Filmmaker: I know everyone has been asking about your next project, a feature-film adaption of the Stephen King novel, Firestarter, for Blumhouse and Universal. While you begin shooting soon, I wanted to ask how it’s been getting to work on material written by someone else. Not only is the source material a famous novel, but it was also previously adapted into a film released in 1984. Has years of working on projects that you originated and personally authored prepared you for embarking on this?
Thomas: To a certain extent, I think it has. At the same time, weirdly enough (and I don’t know why), Firestarter has always been very familiar to me. It was one of the first Stephen King books I ever read. I really identified with the story and realize that I now have even more connections to it. I’m a father and know what it’s like to parent a young daughter. I’ve never been on the run or had to live underground to avoid being chased by government agents, of course, but I can identify with the pain involved in something like that. Back in my clinical research days, I conducted drug studies where I would provide pharmaceuticals to study what effects they had on people and measure those over time. That’s very much the core engine of what happens in Firestarter, in terms of the Lot 6 experiment and the abilities these people who came out of the experiment developed. It feels like a world that I know.

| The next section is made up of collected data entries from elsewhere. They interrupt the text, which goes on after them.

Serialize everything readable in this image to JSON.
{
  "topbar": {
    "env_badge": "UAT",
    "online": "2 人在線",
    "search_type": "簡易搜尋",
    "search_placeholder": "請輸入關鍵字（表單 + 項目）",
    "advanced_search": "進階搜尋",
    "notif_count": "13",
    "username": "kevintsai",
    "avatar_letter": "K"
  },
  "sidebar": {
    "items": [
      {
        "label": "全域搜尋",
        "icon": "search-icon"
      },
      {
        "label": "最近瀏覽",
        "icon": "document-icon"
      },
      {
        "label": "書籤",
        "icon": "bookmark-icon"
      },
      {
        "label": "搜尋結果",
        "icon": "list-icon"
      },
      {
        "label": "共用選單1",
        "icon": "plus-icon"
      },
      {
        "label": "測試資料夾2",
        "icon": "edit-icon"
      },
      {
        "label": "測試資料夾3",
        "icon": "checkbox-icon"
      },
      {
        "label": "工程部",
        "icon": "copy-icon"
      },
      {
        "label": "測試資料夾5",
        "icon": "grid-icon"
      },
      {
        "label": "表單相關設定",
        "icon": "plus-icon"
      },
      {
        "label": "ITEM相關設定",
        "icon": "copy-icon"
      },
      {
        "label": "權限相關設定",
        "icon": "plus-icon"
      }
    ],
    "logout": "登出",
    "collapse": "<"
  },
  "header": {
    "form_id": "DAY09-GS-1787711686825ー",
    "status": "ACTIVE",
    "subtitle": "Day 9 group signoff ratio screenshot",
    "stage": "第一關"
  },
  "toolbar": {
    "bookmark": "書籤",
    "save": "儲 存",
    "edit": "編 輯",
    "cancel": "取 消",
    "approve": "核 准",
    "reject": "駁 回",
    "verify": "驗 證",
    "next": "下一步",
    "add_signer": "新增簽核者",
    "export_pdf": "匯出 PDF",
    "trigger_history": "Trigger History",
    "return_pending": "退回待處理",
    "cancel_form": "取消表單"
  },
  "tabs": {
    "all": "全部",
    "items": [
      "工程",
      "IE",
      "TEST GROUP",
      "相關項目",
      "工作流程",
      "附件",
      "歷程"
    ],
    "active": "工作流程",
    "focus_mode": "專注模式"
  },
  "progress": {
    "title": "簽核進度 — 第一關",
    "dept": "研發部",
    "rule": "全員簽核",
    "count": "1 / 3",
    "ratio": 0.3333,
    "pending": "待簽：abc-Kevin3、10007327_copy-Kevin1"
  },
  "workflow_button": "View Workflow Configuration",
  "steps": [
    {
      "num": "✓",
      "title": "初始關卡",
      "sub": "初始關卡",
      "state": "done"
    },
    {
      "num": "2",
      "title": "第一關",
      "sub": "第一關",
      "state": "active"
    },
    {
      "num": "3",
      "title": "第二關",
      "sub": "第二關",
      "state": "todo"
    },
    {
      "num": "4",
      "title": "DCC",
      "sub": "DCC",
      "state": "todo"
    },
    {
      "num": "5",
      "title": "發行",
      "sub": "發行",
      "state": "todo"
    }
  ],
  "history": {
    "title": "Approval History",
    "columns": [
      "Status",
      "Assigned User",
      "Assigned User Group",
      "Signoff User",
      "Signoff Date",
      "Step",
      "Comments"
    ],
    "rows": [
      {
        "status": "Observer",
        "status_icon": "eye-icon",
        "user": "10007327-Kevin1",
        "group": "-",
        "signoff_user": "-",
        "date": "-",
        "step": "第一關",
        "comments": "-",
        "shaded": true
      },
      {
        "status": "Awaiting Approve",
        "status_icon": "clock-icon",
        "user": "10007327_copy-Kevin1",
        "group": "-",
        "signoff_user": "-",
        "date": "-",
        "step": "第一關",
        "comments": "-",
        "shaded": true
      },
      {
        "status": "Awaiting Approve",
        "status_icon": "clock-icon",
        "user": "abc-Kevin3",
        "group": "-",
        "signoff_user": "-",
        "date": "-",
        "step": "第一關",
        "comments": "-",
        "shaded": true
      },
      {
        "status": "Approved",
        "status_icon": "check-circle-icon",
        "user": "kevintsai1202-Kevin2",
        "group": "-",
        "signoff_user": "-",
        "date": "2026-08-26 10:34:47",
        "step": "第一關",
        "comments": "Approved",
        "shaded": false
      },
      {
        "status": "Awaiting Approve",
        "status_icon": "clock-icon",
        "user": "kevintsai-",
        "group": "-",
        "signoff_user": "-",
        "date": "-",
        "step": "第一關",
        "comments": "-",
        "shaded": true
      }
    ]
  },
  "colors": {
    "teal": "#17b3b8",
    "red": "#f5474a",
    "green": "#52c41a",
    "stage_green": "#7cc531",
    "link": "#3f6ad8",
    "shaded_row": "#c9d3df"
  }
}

Having read the book and seen the 1984 film, this new project feels like I’m stepping into something different. The screenwriter, Scott Teems (Halloween Kills), and I were on the same page for what a Firestarter movie made in 2021 should look and feel like. I’ll sometimes get scripts submitted to me through my agents, and having been a writer myself first, it’s hard to take the “writer hat” off and refrain from jumping in and messing with someone’s script. But when I read Scott Teems’s draft, I thought, “While there’s something I’ll want to bring to it via my filmmaking, all the pieces are already there.” The existing Firestarter film and novel have been around for a long time and we’ve seen a number of superhero movies pull ideas out of Firestarter and use them for their own comics and subsequent film adaptations. But what Teems wrote feels like a fresh take on the material. My hope is that it will feel like Firestarter felt when the book was first released in 1980.

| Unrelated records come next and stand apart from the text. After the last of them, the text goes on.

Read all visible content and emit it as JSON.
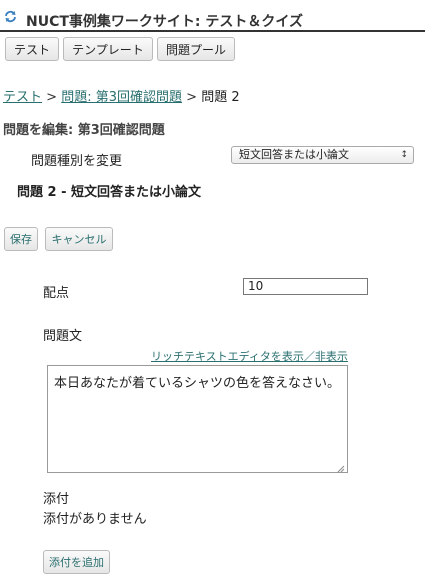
{
  "header": {
    "title": "NUCT事例集ワークサイト: テスト＆クイズ"
  },
  "toolbar": {
    "tests": "テスト",
    "templates": "テンプレート",
    "pool": "問題プール"
  },
  "breadcrumb": {
    "tests": "テスト",
    "question_set": "問題: 第3回確認問題",
    "sep": ">",
    "current": "問題 2"
  },
  "editor": {
    "heading": "問題を編集: 第3回確認問題",
    "change_type_label": "問題種別を変更",
    "type_selected": "短文回答または小論文",
    "question_heading": "問題 2 - 短文回答または小論文",
    "save": "保存",
    "cancel": "キャンセル",
    "points_label": "配点",
    "points_value": "10",
    "question_text_label": "問題文",
    "rich_text_toggle": "リッチテキストエディタを表示／非表示",
    "question_text": "本日あなたが着ているシャツの色を答えなさい。",
    "attachments_label": "添付",
    "no_attachments": "添付がありません",
    "add_attachment": "添付を追加"
  }
}
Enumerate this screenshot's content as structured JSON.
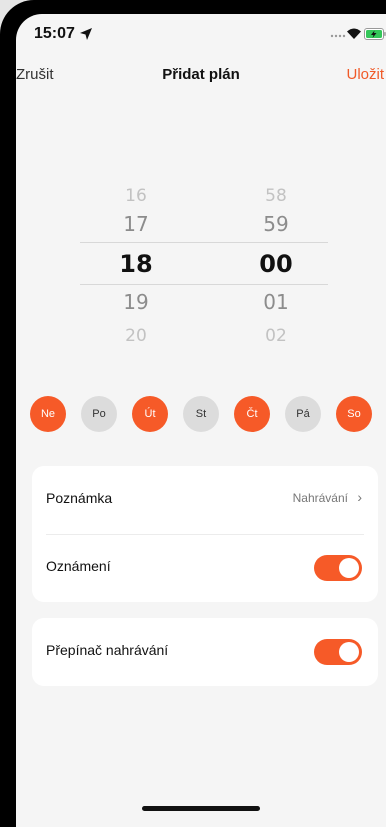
{
  "status_bar": {
    "time": "15:07"
  },
  "nav": {
    "cancel": "Zrušit",
    "title": "Přidat plán",
    "save": "Uložit"
  },
  "picker": {
    "hours": [
      "16",
      "17",
      "18",
      "19",
      "20"
    ],
    "minutes": [
      "58",
      "59",
      "00",
      "01",
      "02"
    ],
    "selected_hour": "18",
    "selected_minute": "00"
  },
  "days": [
    {
      "label": "Ne",
      "active": true
    },
    {
      "label": "Po",
      "active": false
    },
    {
      "label": "Út",
      "active": true
    },
    {
      "label": "St",
      "active": false
    },
    {
      "label": "Čt",
      "active": true
    },
    {
      "label": "Pá",
      "active": false
    },
    {
      "label": "So",
      "active": true
    }
  ],
  "settings": {
    "note_label": "Poznámka",
    "note_value": "Nahrávání",
    "notify_label": "Oznámení",
    "notify_on": true,
    "record_switch_label": "Přepínač nahrávání",
    "record_switch_on": true
  },
  "colors": {
    "accent": "#f65a28",
    "background": "#f5f5f5"
  }
}
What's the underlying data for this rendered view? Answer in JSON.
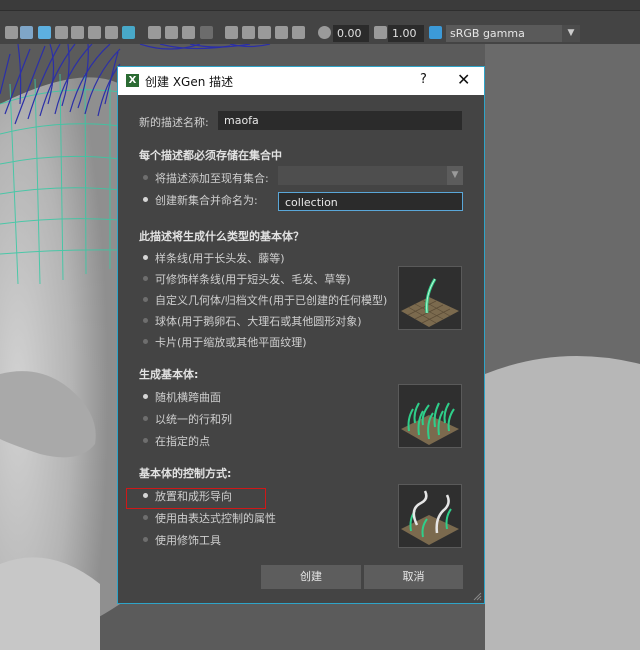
{
  "toolbar": {
    "exposure_value": "0.00",
    "gamma_value": "1.00",
    "colorspace": "sRGB gamma"
  },
  "dialog": {
    "title": "创建 XGen 描述",
    "help_label": "?",
    "close_label": "✕",
    "name_label": "新的描述名称:",
    "name_value": "maofa",
    "collection_section": "每个描述都必须存储在集合中",
    "add_existing_label": "将描述添加至现有集合:",
    "create_new_label": "创建新集合并命名为:",
    "collection_value": "collection",
    "primitive_section": "此描述将生成什么类型的基本体？",
    "primitive_options": [
      "样条线(用于长头发、藤等)",
      "可修饰样条线(用于短头发、毛发、草等)",
      "自定义几何体/归档文件(用于已创建的任何模型)",
      "球体(用于鹅卵石、大理石或其他圆形对象)",
      "卡片(用于缩放或其他平面纹理)"
    ],
    "generate_section": "生成基本体:",
    "generate_options": [
      "随机横跨曲面",
      "以统一的行和列",
      "在指定的点"
    ],
    "control_section": "基本体的控制方式:",
    "control_options": [
      "放置和成形导向",
      "使用由表达式控制的属性",
      "使用修饰工具"
    ],
    "create_button": "创建",
    "cancel_button": "取消"
  }
}
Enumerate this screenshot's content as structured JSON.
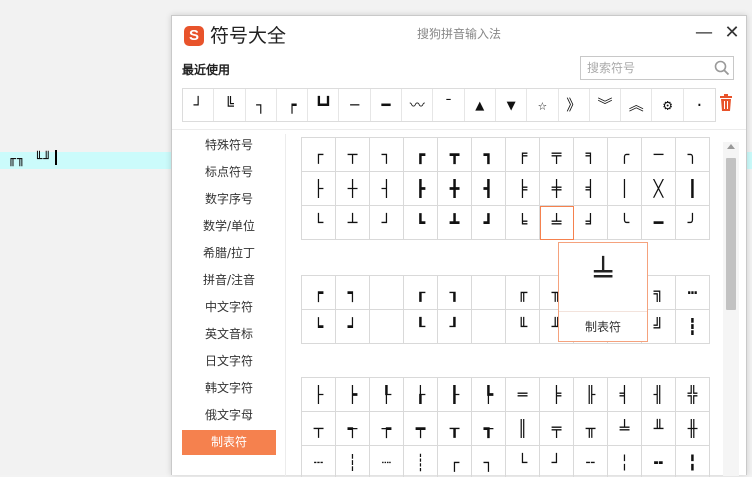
{
  "document": {
    "text": "╓╖ ╙╜"
  },
  "window": {
    "logo_letter": "S",
    "title": "符号大全",
    "ime_name": "搜狗拼音输入法",
    "minimize": "—",
    "close": "✕"
  },
  "recent": {
    "label": "最近使用",
    "search_placeholder": "搜索符号",
    "symbols": [
      "┘",
      "╚",
      "┐",
      "┍",
      "┗┛",
      "─",
      "━",
      "〰",
      "¯",
      "▲",
      "▼",
      "☆",
      "》",
      "︾",
      "︽",
      "⚙",
      "·"
    ]
  },
  "sidebar": {
    "items": [
      "特殊符号",
      "标点符号",
      "数字序号",
      "数学/单位",
      "希腊/拉丁",
      "拼音/注音",
      "中文字符",
      "英文音标",
      "日文字符",
      "韩文字符",
      "俄文字母",
      "制表符"
    ],
    "active_index": 11
  },
  "groups": [
    {
      "rows": [
        [
          "┌",
          "┬",
          "┐",
          "┏",
          "┳",
          "┓",
          "╒",
          "╤",
          "╕",
          "╭",
          "─",
          "╮"
        ],
        [
          "├",
          "┼",
          "┤",
          "┣",
          "╋",
          "┫",
          "╞",
          "╪",
          "╡",
          "│",
          "╳",
          "┃"
        ],
        [
          "└",
          "┴",
          "┘",
          "┗",
          "┻",
          "┛",
          "╘",
          "╧",
          "╛",
          "╰",
          "━",
          "╯"
        ]
      ]
    },
    {
      "rows": [
        [
          "┍",
          "┑",
          "",
          "┎",
          "┒",
          "",
          "╓",
          "╖",
          "",
          "╔",
          "╗",
          "┅",
          "┉"
        ],
        [
          "┕",
          "┙",
          "",
          "┖",
          "┚",
          "",
          "╙",
          "╜",
          "",
          "╚",
          "╝",
          "┇",
          "┋"
        ]
      ]
    },
    {
      "rows": [
        [
          "├",
          "┝",
          "┞",
          "┟",
          "┠",
          "┡",
          "═",
          "╞",
          "╟",
          "╡",
          "╢",
          "╬"
        ],
        [
          "┬",
          "┭",
          "┮",
          "┯",
          "┰",
          "┱",
          "║",
          "╤",
          "╥",
          "╧",
          "╨",
          "╫"
        ],
        [
          "┄",
          "┆",
          "┈",
          "┊",
          "┌",
          "┐",
          "└",
          "┘",
          "╌",
          "╎",
          "╍",
          "╏"
        ]
      ]
    }
  ],
  "preview": {
    "glyph": "╧",
    "label": "制表符"
  },
  "colors": {
    "accent": "#f5814e",
    "logo": "#e8532b",
    "doc_highlight": "#cbfbfb"
  }
}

Working with Blumhouse and Universal has been a great experience too. They’re obviously very big studios, so things will be amped up more than they were on The Vigil, and obviously the budget will be higher, but they’ve been very freeing overall. I feel supported in making the film I want to make.
Filmmaker: Hopefully there’s a role for Fred Melamed somewhere in the script. Perhaps as another offscreen phone-caller…
Thomas: [laughs] That could be my signature! A Fred Melamed call in every movie.